China has repeatedly called on the U.S. to stop selling weapons to Taiwan and creating tension in the Taiwan Strait. China’s Foreign Ministry pointed out that U.S.-Taiwan military interaction and Washington’s arms sales to Taipei grossly violate the “one China” principle and the three Sino-U.S. joint communiqués as well as “greatly damage China’s sovereignty and security interests” and endanger stability in the Taiwan Strait.

As the Chinese Foreign Ministry stated, “the facts show that the reason for the new round of tensions in the Taiwan Strait is that the island authorities are again trying to achieve independence, relying on the United States, and some American politicians want to take control of the PRC with the help of Taiwan, together they try to change the status quo in the Taiwan Strait, this is a very dangerous trend.” China has repeatedly stated that it will certainly “take decisive and effective measures to protect its sovereignty and security interests.

The situation around Taiwan deteriorated significantly after U.S. House Speaker Nancy Pelosi visited the island in early August of last year. China, which considers the island one of its provinces, condemned Pelosi’s visit, seeing in it the U.S. support for Taiwan separatism, and held large-scale military exercises.

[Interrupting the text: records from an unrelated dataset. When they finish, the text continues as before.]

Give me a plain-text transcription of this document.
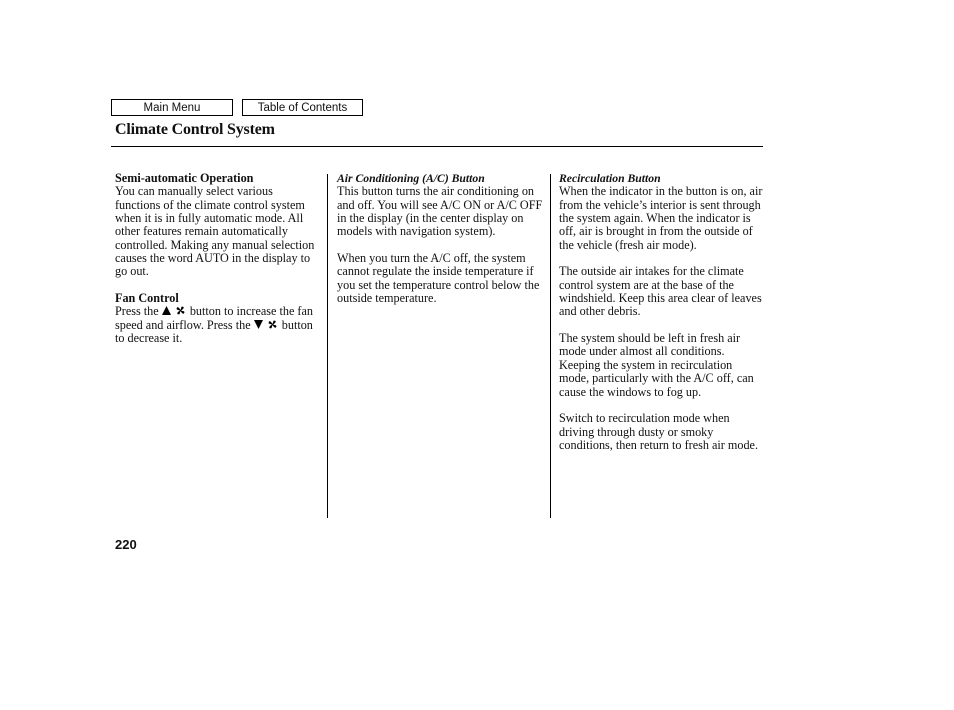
Main Menu	Table of Contents
Climate Control System
Semi-automatic Operation
You can manually select various functions of the climate control system when it is in fully automatic mode. All other features remain automatically controlled. Making any manual selection causes the word AUTO in the display to go out.
Fan Control
Press the	button to increase the fan speed and airflow. Press the	button to decrease it.
Air Conditioning (A/C) Button
This button turns the air conditioning on and off. You will see A/C ON or A/C OFF in the display (in the center display on models with navigation system).
When you turn the A/C off, the system cannot regulate the inside temperature if you set the temperature control below the outside temperature.
Recirculation Button
When the indicator in the button is on, air from the vehicle’s interior is sent through the system again. When the indicator is off, air is brought in from the outside of the vehicle (fresh air mode).
The outside air intakes for the climate control system are at the base of the windshield. Keep this area clear of leaves and other debris.
The system should be left in fresh air mode under almost all conditions. Keeping the system in recirculation mode, particularly with the A/C off, can cause the windows to fog up.
Switch to recirculation mode when driving through dusty or smoky conditions, then return to fresh air mode.
220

Official relations between the central government of the PRC and its island province broke down in 1949 after the defeated Kuomintang forces led by Chiang Kai-shek had moved to Taiwan in the civil war with the Communist Party of China. Business and informal contacts between the island and mainland China resumed in the late 1980s. Since the early 1990s, the two sides have been in contact through nongovernmental organizations – the Beijing Association for the Advancement of Relations across the Taiwan Strait and the Taipei Cross-Strait Exchange Foundation.